With toadstools placed in a circle,
each occupied by a dancing elfin girl, and with colourful faeries filling the
air, it was just like the myths described. One faerie flew over to me, offering
me a goblet of what seemed to be wine. Feeling rather grown up, I took a sip
and, on deciding that I enjoyed the taste, downed the rest of the liquid. The music
started and my feet moved of their own accord. I was in the centre of the
circle and the world became a vision of music and colour. The voices of the
elfin women grew louder and wilder, the lights of the faeries growing brighter
and more vibrant. A dense mist engulfed my sight and I fell to the floor, blind
and terrified. The voices lulled in sympathy and soft hands lifted me upright,
guiding me where they wished me to be.
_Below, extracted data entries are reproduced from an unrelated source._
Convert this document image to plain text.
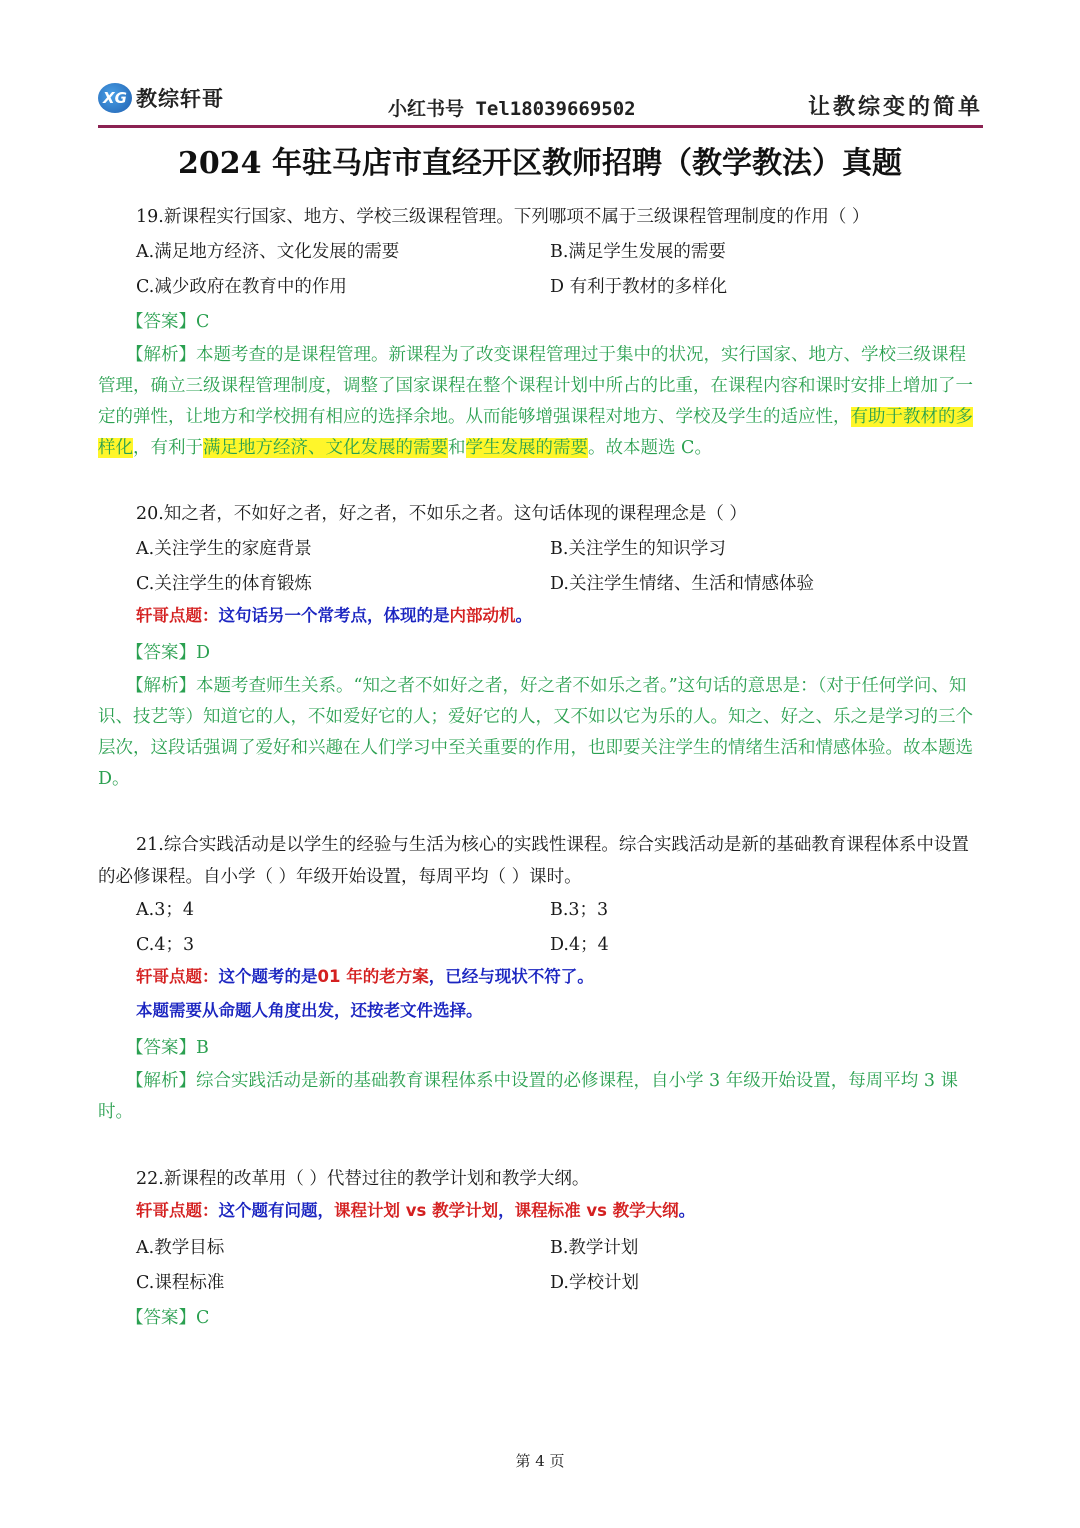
XG 教综轩哥	小红书号 Tel18039669502	让教综变的简单
2024 年驻马店市直经开区教师招聘（教学教法）真题
19.新课程实行国家、地方、学校三级课程管理。下列哪项不属于三级课程管理制度的作用（ ）
A.满足地方经济、文化发展的需要	B.满足学生发展的需要
C.减少政府在教育中的作用	D 有利于教材的多样化
【答案】C

【解析】本题考查的是课程管理。新课程为了改变课程管理过于集中的状况，实行国家、地方、学校三级课程管理，确立三级课程管理制度，调整了国家课程在整个课程计划中所占的比重，在课程内容和课时安排上增加了一定的弹性，让地方和学校拥有相应的选择余地。从而能够增强课程对地方、学校及学生的适应性，有助于教材的多样化，有利于满足地方经济、文化发展的需要和学生发展的需要。故本题选 C。

20.知之者，不如好之者，好之者，不如乐之者。这句话体现的课程理念是（ ）
A.关注学生的家庭背景	B.关注学生的知识学习
C.关注学生的体育锻炼	D.关注学生情绪、生活和情感体验
轩哥点题：这句话另一个常考点，体现的是内部动机。
【答案】D

【解析】本题考查师生关系。“知之者不如好之者，好之者不如乐之者。”这句话的意思是：（对于任何学问、知识、技艺等）知道它的人，不如爱好它的人；爱好它的人，又不如以它为乐的人。知之、好之、乐之是学习的三个层次，这段话强调了爱好和兴趣在人们学习中至关重要的作用，也即要关注学生的情绪生活和情感体验。故本题选 D。

21.综合实践活动是以学生的经验与生活为核心的实践性课程。综合实践活动是新的基础教育课程体系中设置的必修课程。自小学（ ）年级开始设置，每周平均（ ）课时。

A.3；4	B.3；3
C.4；3	D.4；4
轩哥点题：这个题考的是01 年的老方案，已经与现状不符了。
本题需要从命题人角度出发，还按老文件选择。
【答案】B

【解析】综合实践活动是新的基础教育课程体系中设置的必修课程，自小学 3 年级开始设置，每周平均 3 课时。

22.新课程的改革用（ ）代替过往的教学计划和教学大纲。
轩哥点题：这个题有问题，课程计划 vs 教学计划，课程标准 vs 教学大纲。
A.教学目标	B.教学计划
C.课程标准	D.学校计划
【答案】C
第 4 页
Now at their mercy, I followed them.
Propped up by what felt like a tree, I sat, calmed by the soothing voices of
the elves.
I felt the ground move beneath me.
Rope-like tendrils, which I guessed to be roots or vines, began to wrap around
my legs and torso, lifting me up and suspending me in the air. I screamed as
the vines smothered me. As I struggled, they grew tighter. Losing
consciousness, I felt myself being pulled into the tree. The tree seemed to
open, trapping me inside. Vision restored, I realised that there was no exit; I
was here forever. The Tree of Eden had claimed me as its own.
In the distance the cries of the changeling child could be heard. The perfect replica, she would ensure that I was never to be missed. Nobody would know that I was truly away with the faeries; that I now saw through the eyes of the world tree. And trapped eternally within my cage of willow, I wept.